35 cases is enough to lock semantics; the M3.x corpus will pile on real-message fixtures later.

Wire-up

  • No go.mod changes (stdlib only).
  • No CLI changes.
  • Normalize is in the same package, so call it directly.

Critical files

Verification

End-to-end checks before marking M2.2 done:

  1. cd go && go build ./... — clean compile.
  2. cd go && go test ./internal/domain/czech/... — all 35 table cases green.
  3. cd go && go test -race ./... — race-clean (regex compiles are global; verify no init races).
  4. cd go && golangci-lint run (or make go-lint from repo root) — clean, gofumpt-formatted.
  5. Spot parity (manual, will be automated in M3.x): each test input has its expected output captured from the live Python implementation on 2026-05-05; the test table itself is the parity record. If any case diverges during implementation, re-run Python with the exact input to confirm the truth and update either the Go code or the test entry.
  6. make go-build && make go-test && make go-lint from repo root — proves M1/M2.1 gate still passes.

Branching & follow-up

Per CLAUDE.md, this is feature work → branch + Gitea MR via tea:

  • Branch: feat/m2-2-parse-month-references off main.
  • Single focused commit, Co-Authored-By trailer.
  • Push with -u.
  • Open MR with tea pr create --title "feat(go/M2.2): port czech.ParseMonthReferences" --description ... --base main --head feat/m2-2-parse-month-references. Print the MR URL for the user.
  • User merges/deletes the branch in Gitea — never from the CLI.

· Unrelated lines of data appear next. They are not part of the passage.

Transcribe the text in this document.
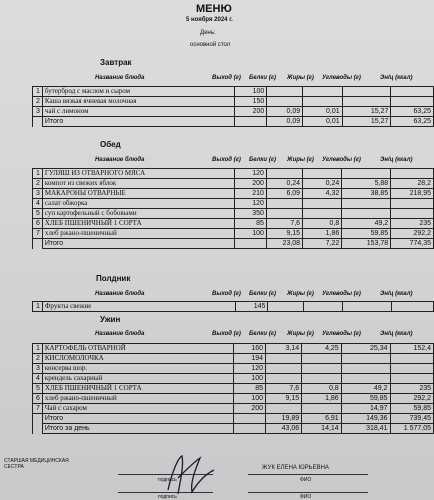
МЕНЮ
5 ноября 2024 г.
День:
основной стол
Завтрак
Название блюда	Выход (г) Белки (г) Жиры (г) Углеводы (г)	Эн/ц (ккал)
1	бутерброд с маслом и сыром	100				
2	Каша вязкая ячневая молочная	150				
3	чай с лимоном	200	0,09	0,01	15,27	63,25
	Итого		0,09	0,01	15,27	63,25
Обед
Название блюда	Выход (г) Белки (г) Жиры (г) Углеводы (г)	Эн/ц (ккал)
1	ГУЛЯШ ИЗ ОТВАРНОГО МЯСА	120				
2	компот из свежих яблок	200	0,24	0,24	5,88	28,2
3	МАКАРОНЫ ОТВАРНЫЕ	210	6,09	4,32	38,85	218,95
4	салат обжорка	120				
5	суп картофельный с бобовыми	350				
6	ХЛЕБ ПШЕНИЧНЫЙ 1 СОРТА	85	7,6	0,8	49,2	235
7	хлеб ржано-пшеничный	100	9,15	1,86	59,85	292,2
	Итого		23,08	7,22	153,78	774,35
Полдник
Название блюда	Выход (г) Белки (г) Жиры (г) Углеводы (г)	Эн/ц (ккал)
1	Фрукты свежие	145				
Ужин
Название блюда	Выход (г) Белки (г) Жиры (г) Углеводы (г)	Эн/ц (ккал)
1	КАРТОФЕЛЬ ОТВАРНОЙ	160	3,14	4,25	25,34	152,4
2	КИСЛОМОЛОЧКА	194				
3	консерва шор.	120				
4	крендель сахарный	100				
5	ХЛЕБ ПШЕНИЧНЫЙ 1 СОРТА	85	7,6	0,8	49,2	235
6	хлеб ржано-пшеничный	100	9,15	1,86	59,85	292,2
7	Чай с сахаром	200			14,97	59,85
	Итого		19,89	6,91	149,36	739,45
	Итого за день		43,06	14,14	318,41	1 577,05
СТАРШАЯ МЕДИЦИНСКАЯ СЕСТРА
подпись
ЖУК ЕЛЕНА ЮРЬЕВНА
ФИО
подпись	ФИО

After merge (small doc edits land straight on main per CLAUDE.md exception):

  • Tick M2.2 in the progress tracker with the merge SHA.
  • Add a one-line CHANGELOG.md entry (timestamp via date "+%Y-%m-%d %H:%M %Z").
  • Record any porting surprise (e.g. an unexpected diff between Go RE2 and Python re) in the tracker's "Notes & decisions" section.

Next task is M2.3 domain/fees.CalculateFee — straightforward constants table; no parser semantics to debate.